Je saisis une serviette, la mouillai et tentai d'essuyer les unes après les autres les preuves de mon forfait. A force de frotter, les taches ont pâli, sont devenues roses exsangues et comme aspirées, mais elles ne disparaissaient pas. Au contraire, elles étaient un peu plus fleurs, un peu plus voraces, encore plus incontestables.
Alors, pour la première fois de ma vie, j'ai eu honte. Honte d'être une femme, honte de mon corps, de mes cuisses, de mes seins, honte de mon outrecuidance, de ma vanité, de mon assurance. En quelques secondes je suis devenue humble.

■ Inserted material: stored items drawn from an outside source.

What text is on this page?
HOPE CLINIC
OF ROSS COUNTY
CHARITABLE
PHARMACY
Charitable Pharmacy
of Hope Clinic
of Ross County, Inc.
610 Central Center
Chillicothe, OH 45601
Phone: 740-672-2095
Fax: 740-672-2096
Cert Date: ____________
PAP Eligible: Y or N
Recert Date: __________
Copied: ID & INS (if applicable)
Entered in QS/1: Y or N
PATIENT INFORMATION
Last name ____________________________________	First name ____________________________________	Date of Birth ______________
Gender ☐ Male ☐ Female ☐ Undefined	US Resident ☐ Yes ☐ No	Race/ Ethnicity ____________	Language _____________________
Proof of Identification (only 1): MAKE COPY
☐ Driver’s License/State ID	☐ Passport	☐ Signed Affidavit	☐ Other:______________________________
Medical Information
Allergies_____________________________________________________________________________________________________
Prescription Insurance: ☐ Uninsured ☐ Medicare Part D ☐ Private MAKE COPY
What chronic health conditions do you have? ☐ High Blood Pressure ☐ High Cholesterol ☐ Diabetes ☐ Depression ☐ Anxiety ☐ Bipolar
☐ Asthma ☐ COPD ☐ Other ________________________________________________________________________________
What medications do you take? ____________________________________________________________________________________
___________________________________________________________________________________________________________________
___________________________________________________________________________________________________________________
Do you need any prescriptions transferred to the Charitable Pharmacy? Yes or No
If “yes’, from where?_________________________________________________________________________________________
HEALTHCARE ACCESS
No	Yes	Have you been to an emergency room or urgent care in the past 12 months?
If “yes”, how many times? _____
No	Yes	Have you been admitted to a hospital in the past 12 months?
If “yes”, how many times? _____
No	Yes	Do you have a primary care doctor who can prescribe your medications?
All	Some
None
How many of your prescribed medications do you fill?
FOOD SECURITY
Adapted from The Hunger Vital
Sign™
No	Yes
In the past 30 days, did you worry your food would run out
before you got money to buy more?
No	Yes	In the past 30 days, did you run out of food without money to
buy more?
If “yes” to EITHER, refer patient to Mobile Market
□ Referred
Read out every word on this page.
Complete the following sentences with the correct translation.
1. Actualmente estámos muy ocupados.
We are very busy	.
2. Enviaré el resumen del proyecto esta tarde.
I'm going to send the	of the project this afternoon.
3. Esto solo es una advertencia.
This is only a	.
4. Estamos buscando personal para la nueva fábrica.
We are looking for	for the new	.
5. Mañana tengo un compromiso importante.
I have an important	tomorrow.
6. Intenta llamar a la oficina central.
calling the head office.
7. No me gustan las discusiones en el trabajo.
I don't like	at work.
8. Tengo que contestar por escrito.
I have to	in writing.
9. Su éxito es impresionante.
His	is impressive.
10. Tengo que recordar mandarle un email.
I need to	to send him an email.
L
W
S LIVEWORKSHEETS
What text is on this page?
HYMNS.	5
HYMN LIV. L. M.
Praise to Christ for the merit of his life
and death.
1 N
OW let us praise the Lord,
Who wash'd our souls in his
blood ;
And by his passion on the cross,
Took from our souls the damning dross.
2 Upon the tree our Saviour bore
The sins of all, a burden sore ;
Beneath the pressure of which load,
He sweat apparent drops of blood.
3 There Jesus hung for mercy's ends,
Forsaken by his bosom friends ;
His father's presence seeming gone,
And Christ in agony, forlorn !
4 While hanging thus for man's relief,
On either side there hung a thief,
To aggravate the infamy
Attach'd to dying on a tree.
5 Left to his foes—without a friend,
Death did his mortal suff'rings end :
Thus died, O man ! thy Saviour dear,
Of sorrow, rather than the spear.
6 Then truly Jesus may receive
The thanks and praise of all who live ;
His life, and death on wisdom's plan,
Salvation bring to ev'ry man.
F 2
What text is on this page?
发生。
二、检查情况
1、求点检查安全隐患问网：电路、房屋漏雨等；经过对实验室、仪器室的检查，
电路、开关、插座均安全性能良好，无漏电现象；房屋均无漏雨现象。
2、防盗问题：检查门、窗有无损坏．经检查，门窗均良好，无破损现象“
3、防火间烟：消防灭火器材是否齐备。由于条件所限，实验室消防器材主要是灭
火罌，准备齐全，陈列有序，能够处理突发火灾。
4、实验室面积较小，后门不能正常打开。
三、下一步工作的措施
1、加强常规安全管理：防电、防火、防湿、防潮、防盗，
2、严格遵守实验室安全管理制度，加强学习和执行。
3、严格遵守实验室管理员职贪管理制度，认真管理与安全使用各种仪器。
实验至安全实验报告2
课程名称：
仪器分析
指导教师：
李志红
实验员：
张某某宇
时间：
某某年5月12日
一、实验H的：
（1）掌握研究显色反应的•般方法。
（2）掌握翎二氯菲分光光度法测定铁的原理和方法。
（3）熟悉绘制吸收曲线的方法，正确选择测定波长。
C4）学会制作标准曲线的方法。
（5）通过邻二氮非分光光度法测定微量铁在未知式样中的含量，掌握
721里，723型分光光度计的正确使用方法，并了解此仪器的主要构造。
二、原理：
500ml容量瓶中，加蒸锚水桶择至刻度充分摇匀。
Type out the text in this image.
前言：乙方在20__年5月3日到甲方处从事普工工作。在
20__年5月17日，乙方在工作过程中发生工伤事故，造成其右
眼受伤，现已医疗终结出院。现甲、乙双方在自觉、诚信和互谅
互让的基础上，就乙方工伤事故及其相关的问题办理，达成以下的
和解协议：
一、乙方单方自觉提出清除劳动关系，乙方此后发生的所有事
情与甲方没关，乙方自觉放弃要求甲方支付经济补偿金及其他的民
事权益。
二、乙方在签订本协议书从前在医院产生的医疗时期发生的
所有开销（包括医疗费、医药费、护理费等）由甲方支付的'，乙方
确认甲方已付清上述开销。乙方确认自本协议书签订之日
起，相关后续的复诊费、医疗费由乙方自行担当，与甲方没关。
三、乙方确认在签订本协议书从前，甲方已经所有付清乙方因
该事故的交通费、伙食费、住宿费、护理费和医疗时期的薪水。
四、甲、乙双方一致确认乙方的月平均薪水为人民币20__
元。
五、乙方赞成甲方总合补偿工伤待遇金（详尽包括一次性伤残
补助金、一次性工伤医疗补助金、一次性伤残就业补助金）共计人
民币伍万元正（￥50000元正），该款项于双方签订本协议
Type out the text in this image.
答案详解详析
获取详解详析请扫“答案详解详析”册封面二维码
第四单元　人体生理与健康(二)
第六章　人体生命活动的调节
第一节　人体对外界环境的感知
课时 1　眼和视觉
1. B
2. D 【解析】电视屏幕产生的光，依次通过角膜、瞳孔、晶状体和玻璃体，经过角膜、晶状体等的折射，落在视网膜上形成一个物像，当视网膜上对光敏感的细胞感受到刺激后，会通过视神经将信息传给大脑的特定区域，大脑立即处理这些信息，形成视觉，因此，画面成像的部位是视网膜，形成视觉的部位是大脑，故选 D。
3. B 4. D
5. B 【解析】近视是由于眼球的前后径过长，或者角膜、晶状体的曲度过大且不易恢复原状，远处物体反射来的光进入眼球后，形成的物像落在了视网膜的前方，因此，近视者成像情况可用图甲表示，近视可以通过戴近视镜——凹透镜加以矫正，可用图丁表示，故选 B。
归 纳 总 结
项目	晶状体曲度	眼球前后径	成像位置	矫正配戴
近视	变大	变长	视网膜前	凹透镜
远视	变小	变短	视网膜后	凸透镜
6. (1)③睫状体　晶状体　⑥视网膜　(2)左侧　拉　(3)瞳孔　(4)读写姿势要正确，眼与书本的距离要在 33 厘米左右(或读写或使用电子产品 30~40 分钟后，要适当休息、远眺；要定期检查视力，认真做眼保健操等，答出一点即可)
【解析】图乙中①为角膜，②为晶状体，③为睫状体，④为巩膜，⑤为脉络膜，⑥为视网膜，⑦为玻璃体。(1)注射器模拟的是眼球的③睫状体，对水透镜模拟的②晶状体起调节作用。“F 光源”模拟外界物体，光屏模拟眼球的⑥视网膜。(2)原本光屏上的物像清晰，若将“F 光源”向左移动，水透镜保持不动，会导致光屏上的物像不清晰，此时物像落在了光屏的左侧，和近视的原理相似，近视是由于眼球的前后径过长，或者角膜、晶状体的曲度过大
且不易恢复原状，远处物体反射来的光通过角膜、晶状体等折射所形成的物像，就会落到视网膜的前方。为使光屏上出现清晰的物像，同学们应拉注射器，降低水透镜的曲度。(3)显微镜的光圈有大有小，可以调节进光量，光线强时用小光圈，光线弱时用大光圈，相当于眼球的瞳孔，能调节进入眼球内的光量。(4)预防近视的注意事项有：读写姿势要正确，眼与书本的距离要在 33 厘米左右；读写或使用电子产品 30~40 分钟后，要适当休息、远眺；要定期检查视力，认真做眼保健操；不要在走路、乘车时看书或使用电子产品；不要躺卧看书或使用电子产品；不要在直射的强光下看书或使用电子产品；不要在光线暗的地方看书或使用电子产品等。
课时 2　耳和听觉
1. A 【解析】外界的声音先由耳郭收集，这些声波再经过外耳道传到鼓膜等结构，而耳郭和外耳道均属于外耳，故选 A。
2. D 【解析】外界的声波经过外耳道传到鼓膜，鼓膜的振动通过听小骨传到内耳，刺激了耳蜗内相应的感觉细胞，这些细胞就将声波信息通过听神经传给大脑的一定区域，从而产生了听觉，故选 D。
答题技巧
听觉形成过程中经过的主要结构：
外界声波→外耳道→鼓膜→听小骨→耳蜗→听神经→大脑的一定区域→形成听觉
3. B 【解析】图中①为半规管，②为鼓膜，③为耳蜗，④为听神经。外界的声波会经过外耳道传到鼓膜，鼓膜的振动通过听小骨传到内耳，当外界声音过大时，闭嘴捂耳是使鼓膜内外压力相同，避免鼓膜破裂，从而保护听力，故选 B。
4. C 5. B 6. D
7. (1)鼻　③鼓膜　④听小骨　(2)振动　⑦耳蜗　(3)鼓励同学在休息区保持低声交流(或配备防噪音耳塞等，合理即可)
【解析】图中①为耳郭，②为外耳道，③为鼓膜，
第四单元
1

Alors j'ai quitté la chambre. Je suis descendue voir le gardien de nuit. Cela m'a coûtée parce que j'étais devenue humble et j'avais tellement honte et je n'osais pas l'apostropher ni le déranger et je suis restée là, bêtement devant son comptoir tandis qu'il ne me voyait pas. Il était occupé à lire.Il devait être deux heures du matin. En plein Paris et ses feux de bengale, à l'abri d'une petite lampe, le gardien de nuit lisait. J'ai chuchoté finalement: excusez moi,monsieur, vous n'auriez pas une cellule plus petite pour moi? Et sans lever la tête, en lisant, il a dit: tout homme porte son bunker avec soi. Vous êtes chez vous. Vous pouvez aller où bon vous semble. Mais sortir vous ne pouvez pas. J'ai reculé mon corps et j'ai fait demi tour. J'ai erré quelques instants dans un couloir feutré, la lumière a disparu et j'ai tâtonné dans le noir.Ma honte fut encore plus grande de ne pas trouver l'interrupteur.
Depuis j'ai appris à arpenter mon propre bunker. Je me suis familiarisée avec mes appartements.Quand je dors, c'est dans une chambre close et fraîche en plein coeur de l'été. Quand j'ouvre les yeux, le soleil pénètre à flots dans mon bunker et je suis gaie. Parfois une averse le frappe, les rafales ébranlent les murs et on entend bringuebaler les miroirs.